Deutschland gerät unter Druck: Sanierungsbedarf bei Brücken wächst
Der Sanierungsstau bei maroden Brücken in Deutschland hat offenbar bereits kritische Ausmaße erreicht, wie eine aktuelle Erhebung der Organisation Transport & Environment (T&E) zeigt. Demnach sind rund 16.000 Brücken, die unter Bundesverantwortung stehen, baufällig. Eine Verschiebung der notwendigen Sanierung könnte mittelfristig zu erheblich höheren Kosten führen. Dabei wird die Investition in den Ersatzneubau von Brücken auf bundes-, landes- und kommunaler Ebene auf bis zu 100 Milliarden Euro geschätzt.
T&E ist ein europäischer Dachverband, der sich für nachhaltigen Verkehr engagiert. Überraschend ist, dass das Verkehrsministerium die Angabe von 16.000 maroden Brücken anzweifelt und als nicht nachvollziehbar einstuft. Doch aktuelle Beispiele verdeutlichen den dringenden Handlungsbedarf: Die Ringbahnbrücke in Berlin musste aufgrund eines strukturellen Risses gesperrt und abgerissen werden. Auch die Carolabrücke in Dresden sowie die Brücke am Damaschkeplatz in Magdeburg sind betroffen.
Ein weiteres Beispiel ist die Rader Hochbrücke in Schleswig-Holstein, die auf dem Weg nach Dänemark liegt. Die Arbeiten an einem Ersatzneubau haben bereits begonnen, wobei die erste Fertigstellung für Ende 2026 geplant ist. Die vollständige Erneuerung der 1.500 Meter langen Querung soll bis 2030 erfolgen.
Der Bericht von T&E stellt klar, dass viele Brücken, insbesondere jene aus den 1970er Jahren, über ihre Belastungsgrenzen hinaus beansprucht werden. Kritisiert wird, dass das Verkehrsministerium in seinem Brückenmodernisierungsprogramm von 2022 nicht das gesamte Autobahnnetz berücksichtigt. Der Sanierungsplan sieht die Instandsetzung von 4.000 Brücken im Kernnetz über zehn Jahre vor, während eine weitere Gruppe gleicher Größe langfristig folgen soll. Eine Sprecherin des Ministeriums betonte die Notwendigkeit der Priorisierung aufgrund beschränkter Ressourcen.
Besonders prekär ist die Lage in den Stadtstaaten Berlin, Hamburg und Bremen, wo Brücken stark überlastet sind. Nordrhein-Westfalen weist einen doppelt so hohen Ersatzbedarf auf wie Bayern, während ostdeutsche Flächenländer aufgrund stabilerer Bauweise besser dastehen.

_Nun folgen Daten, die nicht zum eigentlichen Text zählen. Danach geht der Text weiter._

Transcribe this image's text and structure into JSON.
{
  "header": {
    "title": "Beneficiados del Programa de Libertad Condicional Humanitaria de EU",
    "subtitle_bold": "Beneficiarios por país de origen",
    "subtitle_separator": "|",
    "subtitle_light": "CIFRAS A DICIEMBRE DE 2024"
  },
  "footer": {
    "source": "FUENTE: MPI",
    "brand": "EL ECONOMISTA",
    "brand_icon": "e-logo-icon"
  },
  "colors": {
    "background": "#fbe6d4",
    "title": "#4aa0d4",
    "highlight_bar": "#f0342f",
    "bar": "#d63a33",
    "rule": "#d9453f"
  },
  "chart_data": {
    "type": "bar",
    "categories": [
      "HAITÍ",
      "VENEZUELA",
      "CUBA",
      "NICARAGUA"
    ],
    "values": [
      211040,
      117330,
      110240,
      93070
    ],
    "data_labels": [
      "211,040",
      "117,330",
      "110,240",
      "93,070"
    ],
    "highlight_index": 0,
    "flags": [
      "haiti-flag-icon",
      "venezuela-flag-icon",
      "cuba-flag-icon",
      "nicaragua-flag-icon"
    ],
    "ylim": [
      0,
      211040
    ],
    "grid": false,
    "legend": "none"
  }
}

Benedikt Heyl von T&E Deutschland erhebt darüber hinaus schwere Vorwürfe: Das Verkehrsministerium sei derart im Rückstand, dass die Autobahn GmbH eine Art Priorisierungsliste für Brückensanierungen führe. Diese „Triage“ sei sowohl absurd als auch kostspielig. T&E fordert mehr finanzielle Unterstützung für die Kommunen, wobei Instandhaltung Vorrang vor Neubau haben sollte. Diese Forderung wird von der Grünen-Haushälterin Paula Piechotta unterstützt, die eindringlich betont, dass Erhaltung zukunftsweisend ist.